Chi avrebbe detto che io, che ho passato tutta la mia vita professionale a studiare le ipotesi di riforma della scuola secondaria superiore, mi sarei ritrovato a condividere il pensiero di Diego Fusaro che ne fa l’elogio!
Il fatto è che (e qui dissento dal Fusaro-Preve pensiero) non tutti i sessantottini parlavano di cambiare il mondo per non studiare (anche se poi credo anch’io che per la maggioranza fosse così), volevano solo studiare ANCHE altre cose.
Ad ogni modo, tornando a Gentile “ci ha lasciato un dono meraviglioso, per il quale dovremmo essergli eternamente grati: il Liceo classico. Come spesso accade, ci si accorge dell’importanza di una realtà a cui siamo abituati solo allorché essa comincia a venire meno, come accade quando manca l’aria: così è per il Liceo classico, la migliore scuola del mondo, concepita dal Gentile ministro dell’Istruzione, fautore della migliore riforma della scuola di cui il nostro Paese abbia ad oggi beneficiato; riforma, certo, discutibile finché si vuole, se si considera che già Gramsci, non senza buone ragioni, la accusava di classismo. Riforma discutibile finché si vuole, sì, ma pur sempre la migliore di cui questo Paese abbia beneficiato.

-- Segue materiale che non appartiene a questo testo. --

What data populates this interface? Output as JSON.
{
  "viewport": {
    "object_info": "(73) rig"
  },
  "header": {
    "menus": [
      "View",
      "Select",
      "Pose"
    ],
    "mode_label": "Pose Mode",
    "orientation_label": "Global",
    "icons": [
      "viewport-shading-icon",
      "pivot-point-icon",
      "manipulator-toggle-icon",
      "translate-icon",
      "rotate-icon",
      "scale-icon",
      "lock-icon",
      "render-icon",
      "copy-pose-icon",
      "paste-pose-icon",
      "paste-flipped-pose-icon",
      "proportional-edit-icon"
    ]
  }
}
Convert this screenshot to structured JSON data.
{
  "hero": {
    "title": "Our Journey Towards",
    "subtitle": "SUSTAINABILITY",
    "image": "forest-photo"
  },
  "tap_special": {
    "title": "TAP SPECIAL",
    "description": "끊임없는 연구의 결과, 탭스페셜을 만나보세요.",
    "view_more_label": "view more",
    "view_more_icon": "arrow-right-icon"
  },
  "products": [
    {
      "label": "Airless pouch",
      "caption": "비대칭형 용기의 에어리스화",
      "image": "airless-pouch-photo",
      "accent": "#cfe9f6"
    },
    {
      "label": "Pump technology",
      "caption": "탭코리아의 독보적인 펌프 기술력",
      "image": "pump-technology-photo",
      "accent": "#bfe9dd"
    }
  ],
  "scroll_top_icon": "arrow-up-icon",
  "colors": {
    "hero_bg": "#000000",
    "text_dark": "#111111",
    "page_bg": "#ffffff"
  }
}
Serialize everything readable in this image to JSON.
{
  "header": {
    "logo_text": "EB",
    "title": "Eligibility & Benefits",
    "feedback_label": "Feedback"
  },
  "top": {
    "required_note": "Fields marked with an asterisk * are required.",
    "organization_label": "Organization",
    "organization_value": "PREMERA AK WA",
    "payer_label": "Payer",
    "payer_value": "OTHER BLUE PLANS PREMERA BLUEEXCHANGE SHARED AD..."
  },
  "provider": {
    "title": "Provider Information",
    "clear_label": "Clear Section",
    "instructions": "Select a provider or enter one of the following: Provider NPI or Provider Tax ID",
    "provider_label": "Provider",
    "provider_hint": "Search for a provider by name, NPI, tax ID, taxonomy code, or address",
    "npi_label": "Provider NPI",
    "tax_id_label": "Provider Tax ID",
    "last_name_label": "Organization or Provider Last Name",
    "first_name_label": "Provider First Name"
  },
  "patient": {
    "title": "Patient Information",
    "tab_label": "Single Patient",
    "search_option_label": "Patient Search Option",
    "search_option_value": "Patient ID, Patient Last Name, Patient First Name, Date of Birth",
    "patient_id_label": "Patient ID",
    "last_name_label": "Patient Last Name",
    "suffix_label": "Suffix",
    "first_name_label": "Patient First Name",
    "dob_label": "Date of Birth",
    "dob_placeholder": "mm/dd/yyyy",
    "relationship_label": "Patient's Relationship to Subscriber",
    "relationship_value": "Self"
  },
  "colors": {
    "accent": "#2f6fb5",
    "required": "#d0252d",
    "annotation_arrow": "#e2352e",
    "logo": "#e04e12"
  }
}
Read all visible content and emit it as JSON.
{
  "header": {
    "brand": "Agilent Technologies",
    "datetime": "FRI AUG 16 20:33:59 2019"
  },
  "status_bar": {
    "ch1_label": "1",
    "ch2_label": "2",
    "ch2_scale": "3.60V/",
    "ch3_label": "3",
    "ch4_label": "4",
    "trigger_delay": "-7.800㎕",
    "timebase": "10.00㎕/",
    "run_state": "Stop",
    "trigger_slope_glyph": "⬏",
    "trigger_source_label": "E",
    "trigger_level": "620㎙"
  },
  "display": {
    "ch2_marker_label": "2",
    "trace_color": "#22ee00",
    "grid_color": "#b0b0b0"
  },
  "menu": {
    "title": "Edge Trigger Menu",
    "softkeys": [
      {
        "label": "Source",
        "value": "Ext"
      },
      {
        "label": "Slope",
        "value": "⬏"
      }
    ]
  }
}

Resta, d’altro canto, il fatto che il Liceo classico ha reso possibile la superiorità culturale di intere generazioni di liceali italiani rispetto ai loro coetanei di tutto il mondo (provate ad andare in Germania o in Francia per accorgervene). Con l’insegnamento del latino e del greco, ma poi anche con il nobile progetto di formare uomini in senso pieno, unendo tra loro la paideia greca, la raison illuministica e la Bildung romantica, il liceo classico ideato da Gentile resta un unicum nel panorama mondiale e oggi, possiamo dirlo, una vera e propria forma di resistenza al generalizzato “cretinismo economico” (Gramsci) che la cosiddetta mondializzazione sta esportando in ogni angolo del pianeta: cretinismo in forza del quale sempre meno si pensa e sempre più si calcola, in un desolante paesaggio in cui il greco e il latino, la filosofia e l’arte sono liquidati come “inutili” (sic!) dalla stolida ragione calcolatoria che pretende di essere la sola sorgente di senso.